Short seller Carson Block, founder of Wall Street research firm Muddy Waters, blasted the projections in a March 2021 report that sparked the SEC’s investigation. And almost none of the forecast sales materialized, as XL Fleet’s revenue declined 23 percent to less than $16 million in 2021.
“It was just SPAC promoters trying to capitalize on the desire of all these new retail investors to own the next Tesla,” Block told the Globe in an interview last year.
Hynes left the company in 2022 before the Spruce Power acquisition.

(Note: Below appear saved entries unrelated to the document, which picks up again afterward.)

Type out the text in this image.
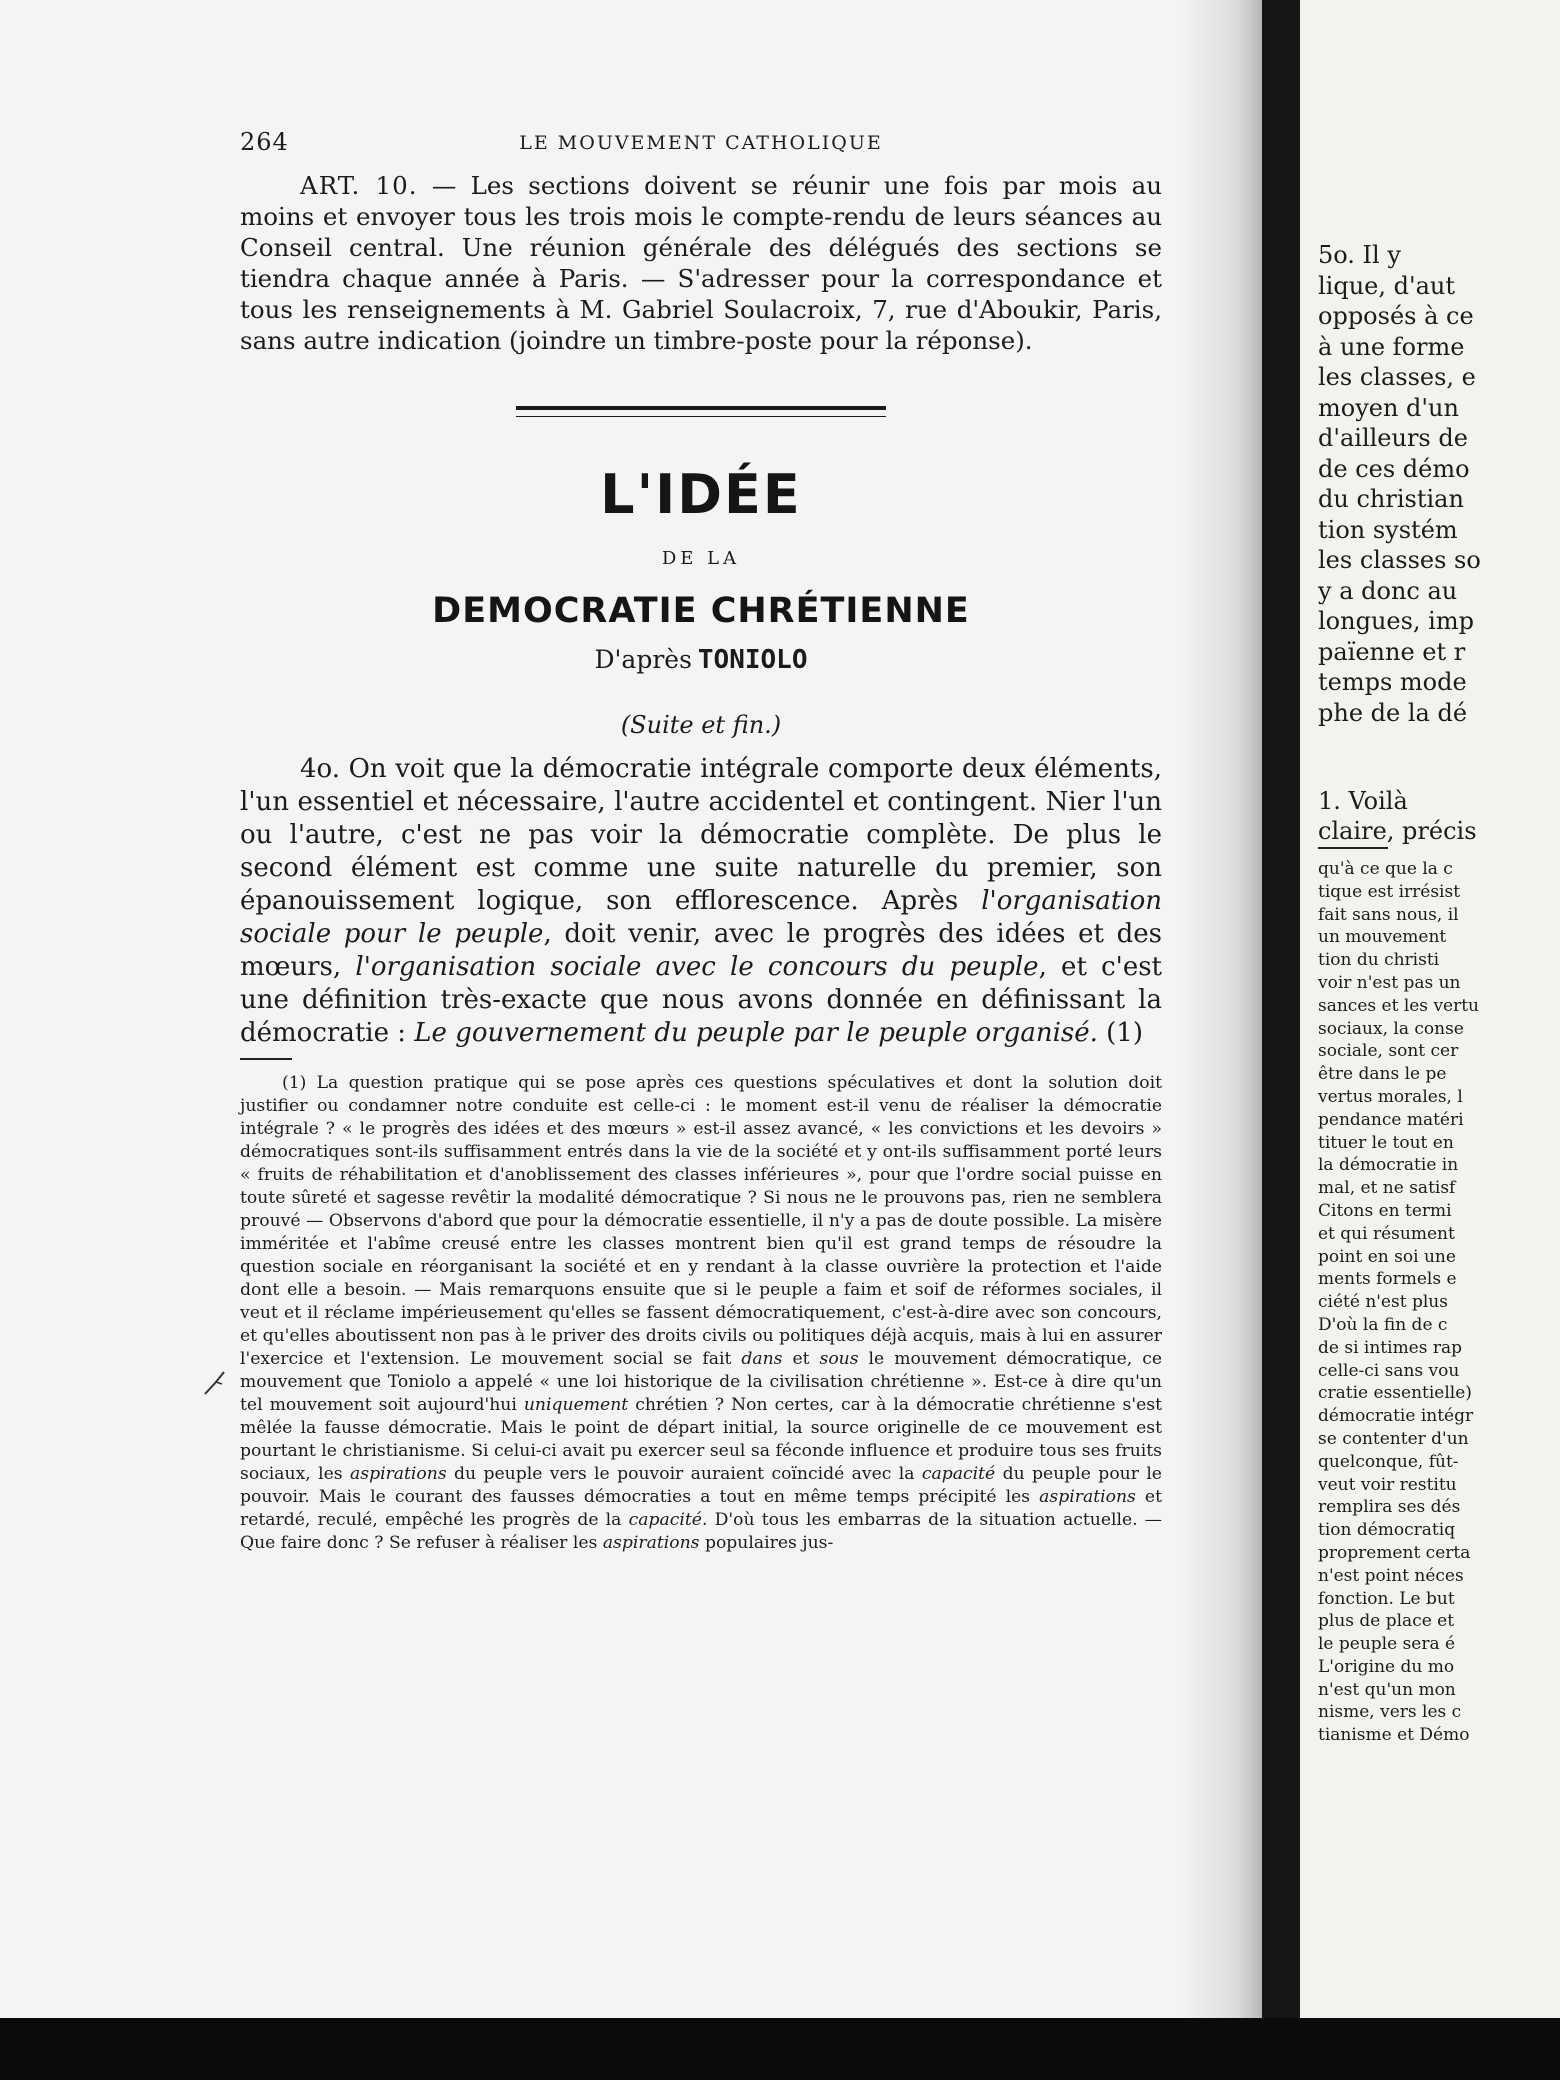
264	LE MOUVEMENT CATHOLIQUE

ART. 10. — Les sections doivent se réunir une fois par mois au moins et envoyer tous les trois mois le compte-rendu de leurs séances au Conseil central. Une réunion générale des délégués des sections se tiendra chaque année à Paris. — S'adresser pour la correspondance et tous les renseignements à M. Gabriel Soulacroix, 7, rue d'Aboukir, Paris, sans autre indication (joindre un timbre-poste pour la réponse).

L'IDÉE
DE LA
DEMOCRATIE CHRÉTIENNE
D'après TONIOLO
(Suite et fin.)

4o. On voit que la démocratie intégrale comporte deux éléments, l'un essentiel et nécessaire, l'autre accidentel et contingent. Nier l'un ou l'autre, c'est ne pas voir la démocratie complète. De plus le second élément est comme une suite naturelle du premier, son épanouissement logique, son efflorescence. Après l'organisation sociale pour le peuple, doit venir, avec le progrès des idées et des mœurs, l'organisation sociale avec le concours du peuple, et c'est une définition très-exacte que nous avons donnée en définissant la démocratie : Le gouvernement du peuple par le peuple organisé. (1)

(1) La question pratique qui se pose après ces questions spéculatives et dont la solution doit justifier ou condamner notre conduite est celle-ci : le moment est-il venu de réaliser la démocratie intégrale ? « le progrès des idées et des mœurs » est-il assez avancé, « les convictions et les devoirs » démocratiques sont-ils suffisamment entrés dans la vie de la société et y ont-ils suffisamment porté leurs « fruits de réhabilitation et d'anoblissement des classes inférieures », pour que l'ordre social puisse en toute sûreté et sagesse revêtir la modalité démocratique ? Si nous ne le prouvons pas, rien ne semblera prouvé — Observons d'abord que pour la démocratie essentielle, il n'y a pas de doute possible. La misère imméritée et l'abîme creusé entre les classes montrent bien qu'il est grand temps de résoudre la question sociale en réorganisant la société et en y rendant à la classe ouvrière la protection et l'aide dont elle a besoin. — Mais remarquons ensuite que si le peuple a faim et soif de réformes sociales, il veut et il réclame impérieusement qu'elles se fassent démocratiquement, c'est-à-dire avec son concours, et qu'elles aboutissent non pas à le priver des droits civils ou politiques déjà acquis, mais à lui en assurer l'exercice et l'extension. Le mouvement social se fait dans et sous le mouvement démocratique, ce mouvement que Toniolo a appelé « une loi historique de la civilisation chrétienne ». Est-ce à dire qu'un tel mouvement soit aujourd'hui uniquement chrétien ? Non certes, car à la démocratie chrétienne s'est mêlée la fausse démocratie. Mais le point de départ initial, la source originelle de ce mouvement est pourtant le christianisme. Si celui-ci avait pu exercer seul sa féconde influence et produire tous ses fruits sociaux, les aspirations du peuple vers le pouvoir auraient coïncidé avec la capacité du peuple pour le pouvoir. Mais le courant des fausses démocraties a tout en même temps précipité les aspirations et retardé, reculé, empêché les progrès de la capacité. D'où tous les embarras de la situation actuelle. — Que faire donc ? Se refuser à réaliser les aspirations populaires jus-

5o. Il y
lique, d'aut
opposés à ce
à une forme
les classes, e
moyen d'un
d'ailleurs de
de ces démo
du christian
tion systém
les classes so
y a donc au
longues, imp
païenne et r
temps mode
phe de la dé
1. Voilà
claire, précis
qu'à ce que la c
tique est irrésist
fait sans nous, il
un mouvement
tion du christi
voir n'est pas un
sances et les vertu
sociaux, la conse
sociale, sont cer
être dans le pe
vertus morales, l
pendance matéri
tituer le tout en
la démocratie in
mal, et ne satisf
Citons en termi
et qui résument
point en soi une
ments formels e
ciété n'est plus
D'où la fin de c
de si intimes rap
celle-ci sans vou
cratie essentielle)
démocratie intégr
se contenter d'un
quelconque, fût-
veut voir restitu
remplira ses dés
tion démocratiq
proprement certa
n'est point néces
fonction. Le but
plus de place et
le peuple sera é
L'origine du mo
n'est qu'un mon
nisme, vers les c
tianisme et Démo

The SEC traced the misleading numbers to a database that XL Fleet’s salespeople used to record sales opportunities. Of the purported $220 million backlog, only $20 million reflected actual sales or purchase orders, the SEC said. Of the remainder, $61 million had been entered in the database as having a 25 percent likelihood of becoming an actual sale and $133 million was listed with only a 5 percent chance of coming to fruition.
The 5 percent group “included potential customers who had not been contacted by XL Fleet’s salespeople, or who had been contacted for an indication of interest in XL Fleet’s products but had not responded,” the SEC noted. The pipeline also included potential business in California, even though the state had suspended XL Fleet’s application to sell its equipment there, the SEC said.
Spruce, which owns and operates solar power installations, said the $11 million penalty will be available to compensate XL Fleet shareholders for their losses.
“We are pleased to resolve these items that are unrelated to Spruce’s current management team or business plan. Having these matters resolved will better allow Spruce to look forward,” chief legal officer Jonathan Norling said in a statement.